Remove the pearl from Nottingham.' I would have thought it nonsense also had he not mentioned a name at the same time—a name I had not heard in over a decade."

"He mentioned dozens of names," she remarked caustically. "Screamed them, actually, faster than Aelred could scratch them down."

"So he did—a credit to your improving techniques, I am sure. But only one—Henry de Clare—fit the puzzle."

"De Clare? Is he someone important?"

"Perhaps yes, perhaps no. Lord Henry de Clare was, according to one of the more romantic rumors, among the party of nameless knights reputed to have rescued the princess from her uncle's donjons at Corfe Castle all those years ago. There was never any proof of his involvement, naturally, and since the king never actually admitted to having taken her out of Normandy—and certes not that she had escaped his custody—the story was given little credence."

"Why give it any now?" she asked bluntly.

Malagane studied a torn nail on one of his long, tapered fingers. "Did I neglect to mention ... Henry de Clare was the nephew of William Marshal, Earl of Pembroke?"

"Was?"

"He reputedly died too. And was buried with great pomp and ceremony ... at Amboise." Solange's eyes narrowed and Malagane smiled.

"It could just be a happy coincidence, I suppose, but then we would have to regard the sister's circumstances as being somewhat fortuitous as well."

"The sister?"

"Lady Ariel de Clare. Some years ago—about the same time the princess disappeared—it seems she took a sudden dislike to the betrothal arrangements made for her by King John and, while on her way back from Normandy—after appealing to her uncle, William Marshal, for reprieve—she was kidnapped just outside of Corfe Castle and went missing for a time. She reappeared, a month or so later at Chateau d'Amboise, wedded and bedded to—"

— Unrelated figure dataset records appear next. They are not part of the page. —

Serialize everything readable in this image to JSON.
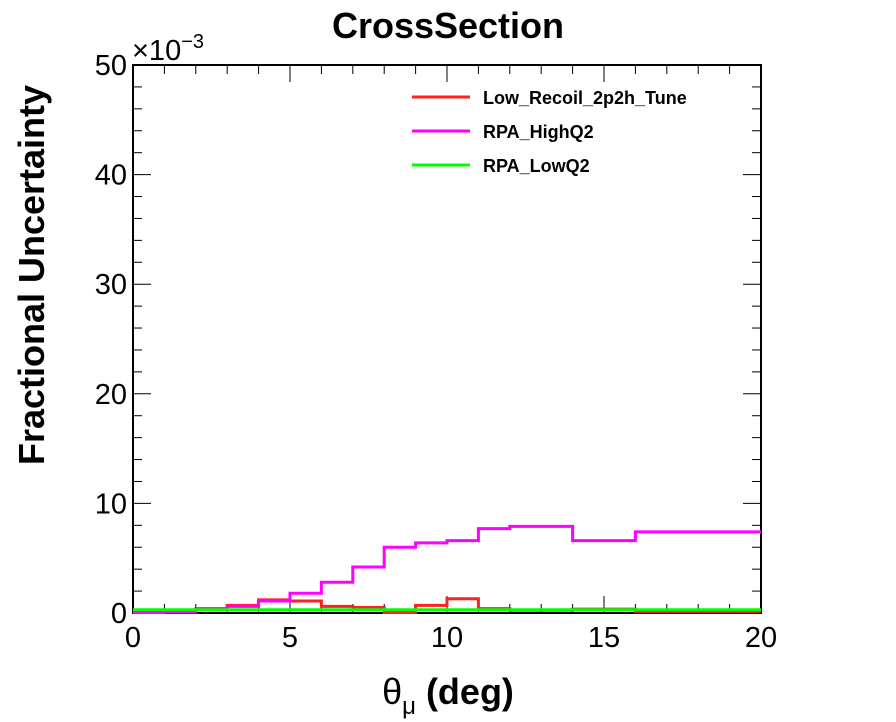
{
  "chart_data": {
    "type": "line",
    "title": "CrossSection",
    "xlabel": "θ",
    "xlabel_sub": "μ",
    "xlabel_unit": "(deg)",
    "ylabel": "Fractional Uncertainty",
    "y_multiplier": "×10",
    "y_multiplier_exp": "−3",
    "xlim": [
      0,
      20
    ],
    "ylim": [
      0,
      50
    ],
    "x_ticks": [
      "0",
      "5",
      "10",
      "15",
      "20"
    ],
    "y_ticks": [
      "0",
      "10",
      "20",
      "30",
      "40",
      "50"
    ],
    "grid": false,
    "legend_position": "top-right",
    "bin_edges": [
      0,
      1,
      2,
      3,
      4,
      5,
      6,
      7,
      8,
      9,
      10,
      11,
      12,
      14,
      16,
      20
    ],
    "series": [
      {
        "name": "Low_Recoil_2p2h_Tune",
        "color": "#ff2020",
        "values": [
          0.1,
          0.15,
          0.4,
          0.7,
          1.2,
          1.1,
          0.6,
          0.5,
          0.05,
          0.7,
          1.3,
          0.4,
          0.25,
          0.35,
          0.15
        ]
      },
      {
        "name": "RPA_HighQ2",
        "color": "#ff00ff",
        "values": [
          0.05,
          0.1,
          0.3,
          0.6,
          1.1,
          1.8,
          2.8,
          4.2,
          6.0,
          6.4,
          6.6,
          7.7,
          7.9,
          6.6,
          7.4
        ]
      },
      {
        "name": "RPA_LowQ2",
        "color": "#00ff00",
        "values": [
          0.3,
          0.3,
          0.3,
          0.3,
          0.3,
          0.3,
          0.3,
          0.3,
          0.3,
          0.3,
          0.3,
          0.3,
          0.3,
          0.3,
          0.3
        ]
      }
    ]
  }
}
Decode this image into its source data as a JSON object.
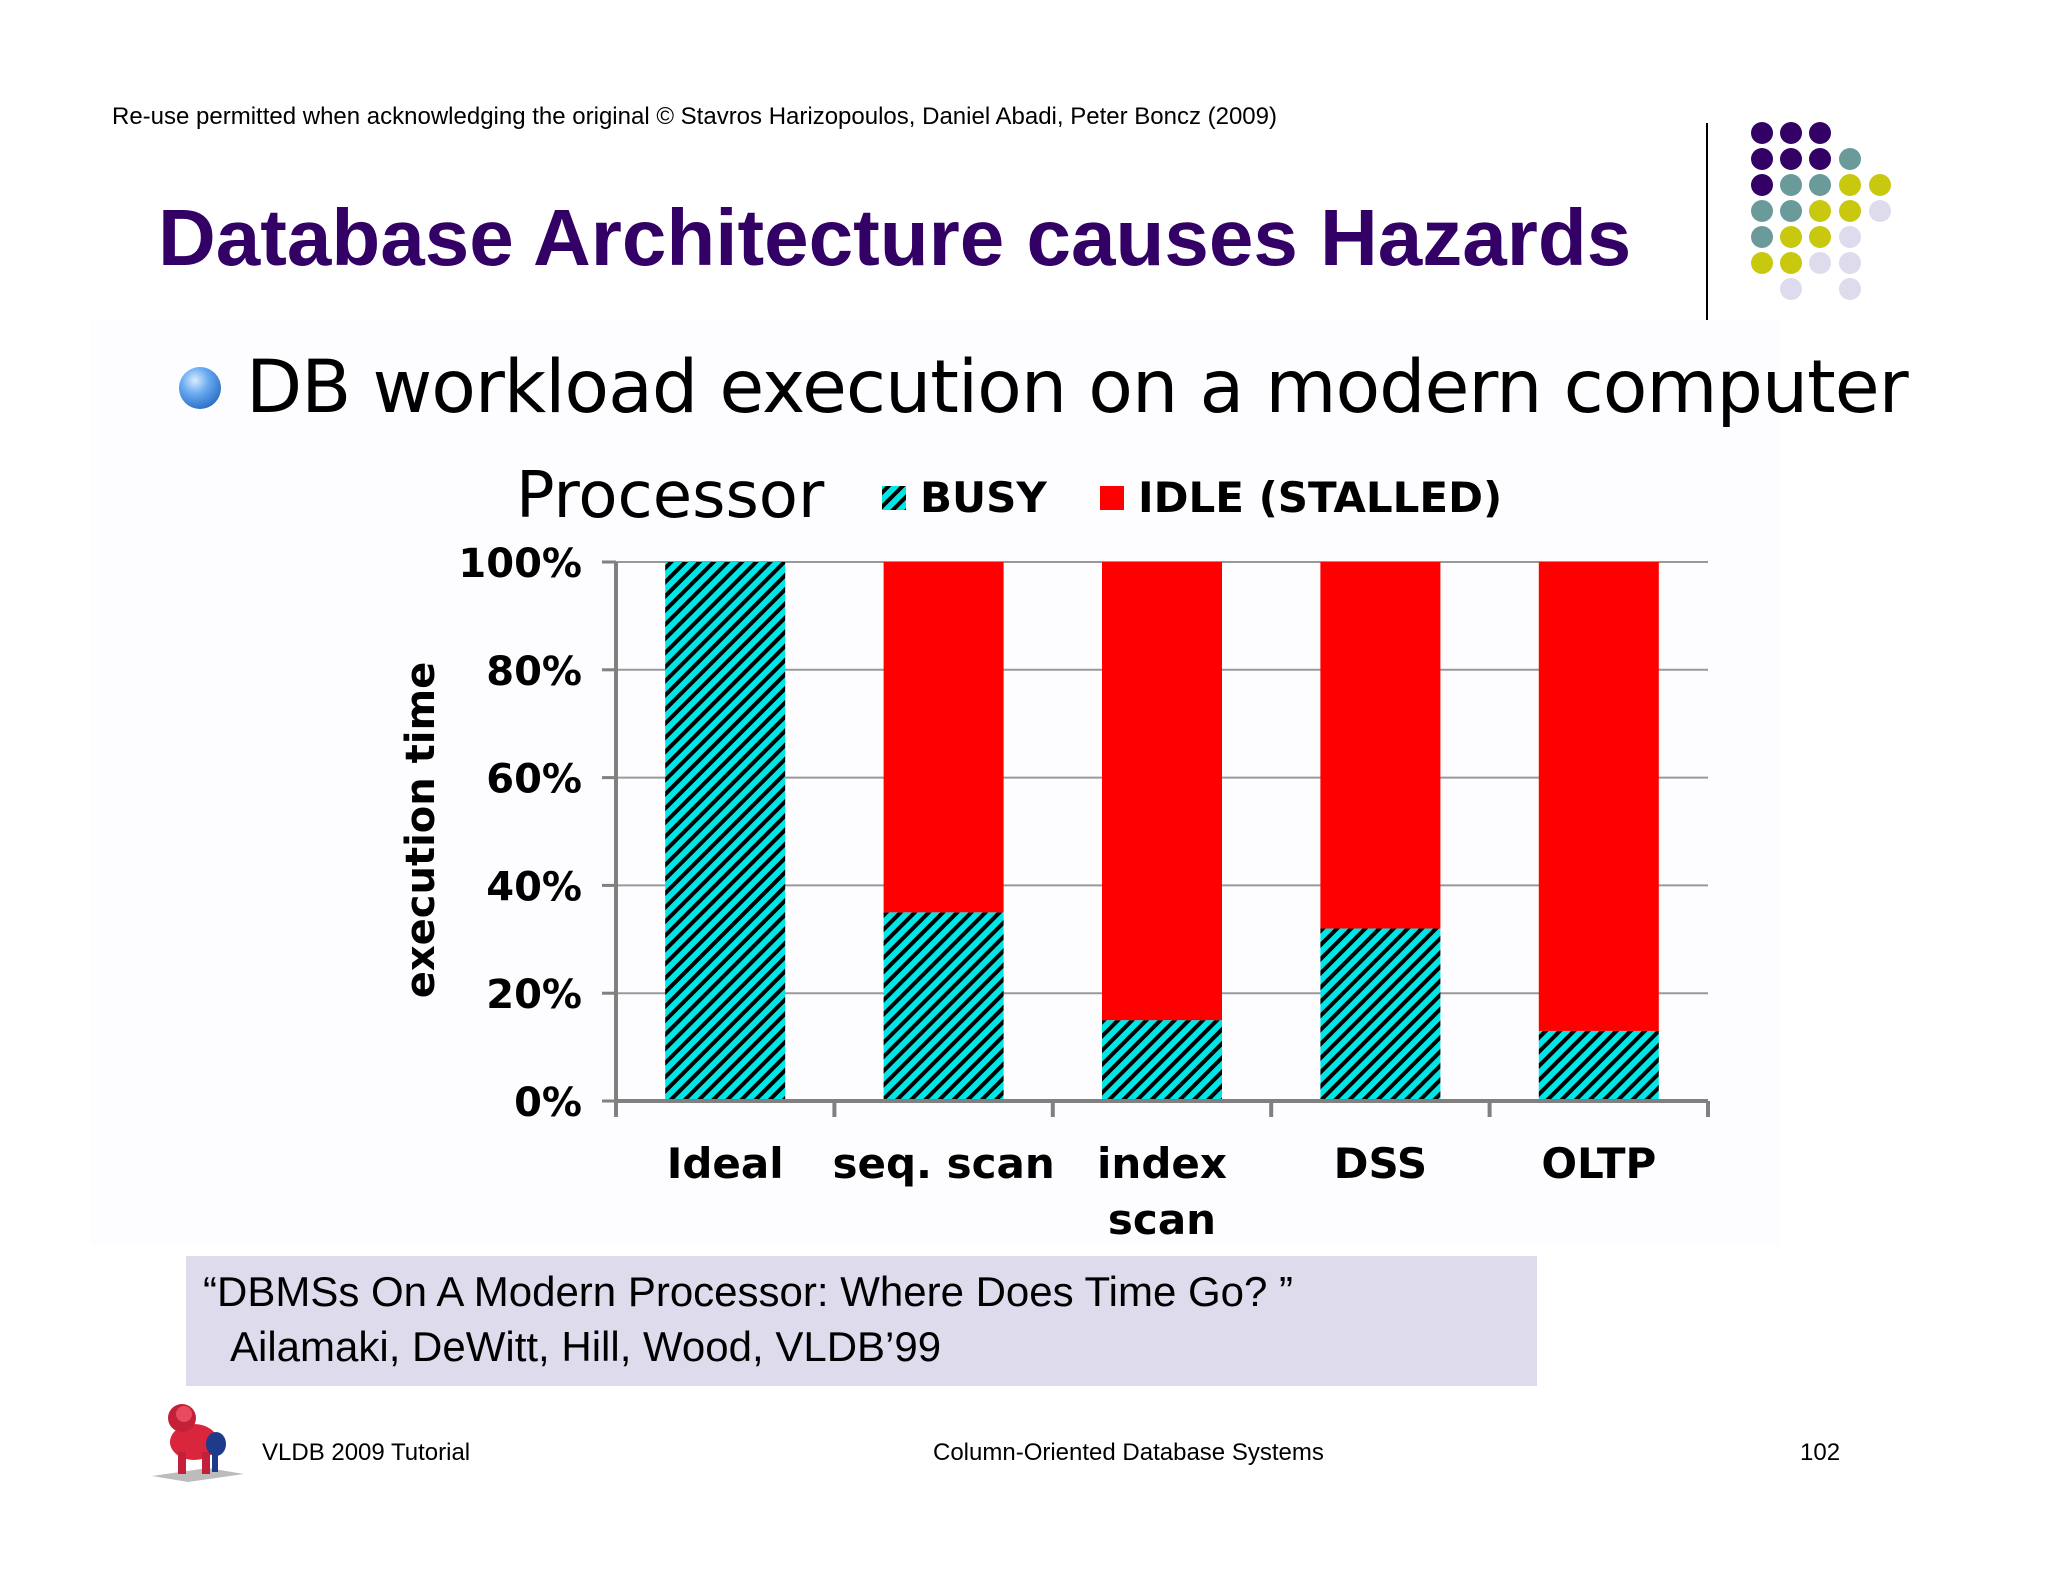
{
  "slide": {
    "copyright": "Re-use permitted when acknowledging the original © Stavros Harizopoulos, Daniel Abadi, Peter Boncz (2009)",
    "title": "Database Architecture causes Hazards",
    "bullet": "DB workload execution on a modern computer",
    "citation_line1": "“DBMSs On A Modern Processor: Where Does Time Go? ”",
    "citation_line2": "Ailamaki, DeWitt, Hill, Wood, VLDB’99",
    "footer_left": "VLDB 2009 Tutorial",
    "footer_center": "Column-Oriented Database Systems",
    "page_number": "102"
  },
  "colors": {
    "title": "#330066",
    "busy": "#00e5e5",
    "idle": "#ff0000",
    "citation_bg": "#dddbec",
    "dot_purple": "#330066",
    "dot_teal": "#6a9a9a",
    "dot_yellow": "#c8c80f",
    "dot_lavender": "#dddbec"
  },
  "icons": [
    "bullet-ball-icon",
    "dot-grid-logo",
    "red-lion-logo"
  ],
  "chart_data": {
    "type": "bar",
    "stacked": true,
    "title": "Processor",
    "xlabel": "",
    "ylabel": "execution time",
    "ylim": [
      0,
      100
    ],
    "yticks": [
      "0%",
      "20%",
      "40%",
      "60%",
      "80%",
      "100%"
    ],
    "categories": [
      "Ideal",
      "seq. scan",
      "index scan",
      "DSS",
      "OLTP"
    ],
    "series": [
      {
        "name": "BUSY",
        "values": [
          100,
          35,
          15,
          32,
          13
        ]
      },
      {
        "name": "IDLE (STALLED)",
        "values": [
          0,
          65,
          85,
          68,
          87
        ]
      }
    ],
    "legend": "top",
    "grid": true
  }
}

"Eduard FitzRandwulf of Blois," Solange breathed. "The Wolfs bastard son."

Malagane stroked the backs of his fingers affectionately down her cheek. "The same bastard son who, as it happens, was a close, intimate friend of Princess Eleanor."

"Then this is more than just a guess. You believe the Lost Princess of Brittany is alive and living in England and about to challenge her uncle, King John, for the throne?"

"I am saying only that two dead people with such close links coming suddenly to life are two too many for my liking."

"You think the funeral at Amboise was a ruse?" "And a good one, for it stopped the king's hounds from sniffing after him. It also gave him the freedom to assume

another guise and return to England—if, indeed, he ever left."

"But if there was some question of his involvement with the princess's escape, does it not stand to reason he would want to disappear from sight?"

"Of course he would. Which makes it all the more curious for him to have remained in England, where the chance of discovery was ten times, a thousand times greater than if he had retired to France, or even remained at Blois with his sister." He touched his finger to the side of his nose. "Unless there was something ... or someone of great importance keeping him there."

"The Lost Princess? But the Welshman said nothing about her. Furthermore, if what you say were true for Henry de Clare, would it not also hold true for her? Why would she remain in England when she would have been welcomed with open arms in Brittany, or Normandy, or France? My God, even Philip would have taken her in and guarded her life with his own."